The large sofa (with a table behind) moves between the shot where Kane sits down in the armchair (while Susan does another puzzle), and the cut to Kane's POV. The sofa and table move almost into the line of sight between Kane and Susan between shots.
When Kane returns from Europe, he enters the Inquirer news room and rushes towards the camera, which dollies back. At this point, and when he subsequently leaves, the dolly track is visible on the floor.
The Russian newspaper lists Charles's first initial as C. In Russian, that letter is pronounced S. There is another letter in Russian, that looks like an upside-down lowercase h, that is pronounced CH. Either that letter, or K for the Russian form Karl, should have been used as his first initial.
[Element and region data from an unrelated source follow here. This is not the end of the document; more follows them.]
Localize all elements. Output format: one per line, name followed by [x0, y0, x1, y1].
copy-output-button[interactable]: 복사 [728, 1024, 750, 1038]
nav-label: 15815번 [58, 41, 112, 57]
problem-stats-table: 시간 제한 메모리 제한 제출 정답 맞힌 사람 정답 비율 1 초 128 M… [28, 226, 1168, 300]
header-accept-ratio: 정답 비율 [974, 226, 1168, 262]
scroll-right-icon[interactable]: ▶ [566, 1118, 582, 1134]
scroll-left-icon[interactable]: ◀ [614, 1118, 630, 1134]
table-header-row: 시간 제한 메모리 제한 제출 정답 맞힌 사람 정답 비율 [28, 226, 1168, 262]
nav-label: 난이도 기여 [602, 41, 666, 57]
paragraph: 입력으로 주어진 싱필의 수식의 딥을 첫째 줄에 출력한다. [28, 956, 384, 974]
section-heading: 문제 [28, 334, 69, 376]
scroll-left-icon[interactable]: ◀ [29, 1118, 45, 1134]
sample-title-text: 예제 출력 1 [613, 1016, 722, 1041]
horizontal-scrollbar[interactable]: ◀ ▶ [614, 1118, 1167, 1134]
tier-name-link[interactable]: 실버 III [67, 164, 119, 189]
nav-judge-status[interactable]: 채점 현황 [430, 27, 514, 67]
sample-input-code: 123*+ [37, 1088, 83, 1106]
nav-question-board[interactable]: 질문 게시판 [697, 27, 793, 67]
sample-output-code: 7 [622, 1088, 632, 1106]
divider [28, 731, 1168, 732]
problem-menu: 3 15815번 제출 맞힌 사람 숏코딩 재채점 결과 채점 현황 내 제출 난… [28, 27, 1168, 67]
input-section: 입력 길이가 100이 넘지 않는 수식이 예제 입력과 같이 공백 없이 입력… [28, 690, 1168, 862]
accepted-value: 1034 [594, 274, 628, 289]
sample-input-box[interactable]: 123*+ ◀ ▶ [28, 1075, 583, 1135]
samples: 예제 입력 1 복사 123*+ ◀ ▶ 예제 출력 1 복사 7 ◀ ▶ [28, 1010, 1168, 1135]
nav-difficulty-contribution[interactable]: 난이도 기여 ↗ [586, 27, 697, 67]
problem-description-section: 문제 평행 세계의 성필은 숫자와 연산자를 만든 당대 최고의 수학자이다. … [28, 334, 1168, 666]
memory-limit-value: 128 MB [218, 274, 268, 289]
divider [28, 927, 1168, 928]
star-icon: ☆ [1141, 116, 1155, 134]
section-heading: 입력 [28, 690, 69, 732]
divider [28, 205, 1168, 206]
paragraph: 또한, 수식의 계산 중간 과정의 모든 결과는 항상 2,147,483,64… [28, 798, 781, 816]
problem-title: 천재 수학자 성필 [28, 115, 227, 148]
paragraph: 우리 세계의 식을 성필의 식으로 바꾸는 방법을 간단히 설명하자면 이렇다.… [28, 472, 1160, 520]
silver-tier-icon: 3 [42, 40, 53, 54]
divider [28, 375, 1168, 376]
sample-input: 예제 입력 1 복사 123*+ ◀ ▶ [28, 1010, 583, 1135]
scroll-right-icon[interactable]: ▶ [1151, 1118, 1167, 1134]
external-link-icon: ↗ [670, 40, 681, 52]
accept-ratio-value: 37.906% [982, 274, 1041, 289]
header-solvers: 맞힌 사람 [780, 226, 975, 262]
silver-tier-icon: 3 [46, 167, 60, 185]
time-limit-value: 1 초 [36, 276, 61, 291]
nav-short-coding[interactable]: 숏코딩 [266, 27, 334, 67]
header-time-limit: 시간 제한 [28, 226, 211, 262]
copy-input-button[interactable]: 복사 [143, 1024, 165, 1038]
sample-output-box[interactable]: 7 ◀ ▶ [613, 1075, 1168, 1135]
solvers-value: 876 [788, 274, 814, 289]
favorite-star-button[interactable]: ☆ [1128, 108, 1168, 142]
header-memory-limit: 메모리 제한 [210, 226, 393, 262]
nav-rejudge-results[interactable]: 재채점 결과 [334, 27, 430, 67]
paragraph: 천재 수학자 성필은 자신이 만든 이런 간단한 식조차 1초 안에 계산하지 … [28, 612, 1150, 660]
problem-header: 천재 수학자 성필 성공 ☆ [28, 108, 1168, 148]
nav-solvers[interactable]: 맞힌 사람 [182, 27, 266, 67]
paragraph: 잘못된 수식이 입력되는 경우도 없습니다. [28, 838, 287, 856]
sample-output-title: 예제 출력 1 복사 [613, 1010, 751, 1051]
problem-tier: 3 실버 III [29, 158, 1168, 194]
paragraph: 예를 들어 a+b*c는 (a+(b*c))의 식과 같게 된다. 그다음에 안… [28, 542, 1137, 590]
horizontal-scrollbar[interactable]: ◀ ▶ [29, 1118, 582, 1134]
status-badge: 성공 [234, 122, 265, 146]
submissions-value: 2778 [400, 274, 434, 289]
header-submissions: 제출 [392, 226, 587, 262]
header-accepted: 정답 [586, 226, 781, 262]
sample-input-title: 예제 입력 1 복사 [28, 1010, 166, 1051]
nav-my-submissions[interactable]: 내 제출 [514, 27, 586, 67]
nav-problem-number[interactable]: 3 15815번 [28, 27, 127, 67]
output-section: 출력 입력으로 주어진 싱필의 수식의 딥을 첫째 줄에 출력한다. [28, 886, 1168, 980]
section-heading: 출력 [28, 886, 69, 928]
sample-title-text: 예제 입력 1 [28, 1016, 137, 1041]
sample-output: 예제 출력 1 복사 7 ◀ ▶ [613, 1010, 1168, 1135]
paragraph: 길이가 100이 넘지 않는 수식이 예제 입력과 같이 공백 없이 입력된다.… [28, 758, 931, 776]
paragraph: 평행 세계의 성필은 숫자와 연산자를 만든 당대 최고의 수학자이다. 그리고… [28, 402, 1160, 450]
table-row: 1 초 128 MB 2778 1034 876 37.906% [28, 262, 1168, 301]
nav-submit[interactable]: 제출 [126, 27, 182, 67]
In the beginning, Kane says, "Rosebud." The nurse enters the room after the word is spoken. The shooting script only mentions Kane and the nurse being in the room. However, within the movie itself Raymond the butler tells the reporter that he had heard Kane say "Rosebud" after the fight with Susan as well as just before he drops the snow globe, implying that what the viewer is shown in that scene is from Raymond's P.O.V.
During the picnic scene towards the end, Welles had to shoot against a back-projection because a location shoot was too costly and time-consuming. The stock footage used for the exterior was taken from King Kong, hence on closer inspection the four birds that fly by are in fact very definite pterodactyls. RKO told Welles to take the pterodactyls out of the shot, but he liked them, and decided to keep them.
The long dolly shot from outside the Kane house in Colorado and all the way back inside through two rooms, ending on the far side of a table, could not have been achieved with the table in place and, instead, the table had to be moved into position once the camera was past. It's an almost perfect illusion except that the hat on the table is still wobbling slightly (from the sudden movement) by the time it comes into shot.
When Kane hovers over Jed Leland's unconscious form after Susan's horrible opera debut, the paper in the typewriter had a thumb mark in exactly the same place where Kane will grab it out of the typewriter a few seconds afterwards. Evidently they shot this scene at least once before.
After Kane's mother signs the contract for Thatcher, she stands up and seems to walk through the table on her way back to the window. This is due to the table being moved in order to create a continuous tracking shot from the front of the set (where the table was) to the back (window).
At the moment Mr. Bernstein meets the old newspaper publisher Mr. Carter and shakes his hand you can see that the ceiling is just cloth, and a wire and part of a mic boom is visible through the material.
In the newsreel sequence, a gazette in Spanish is shown, announcing Kane's death. The newspaper's name is "El Correspendencia" but that name simply makes no sense for Spanish speakers. The closest match to this would be "La Correspondencia" because most of the words that end with an "A" are meant to reflect a female gender and the correct article is "La", not "El". However, that literally means "The Mail" and this is just a generic name which is fairly related to news media. Also, the words "Murió" in the header, as well as the "Xanadú" in the article's text are misspelled because they lack the accent marks on the last vowels. Another mistake is "Destinguido editor" instead of "Distinguido editor" can be read below the article's title. Finally, the title would never be written as such in Spanish (you can read "Madrid" in the paper): you wouldn't say "El Sr. Kane se murió" but rather "El Sr. Kane ha muerto". It might be a "Heart of Darkness" reference, with the intention that it be translated as "Mr. Kane, he dead."
When Susan is reading the news about her debut, the front page is displayed prominently. While the first paragraph or so of each story is indeed about her performance, the rest of the news stories are obviously not (with the exception of Jed Leland's negative review).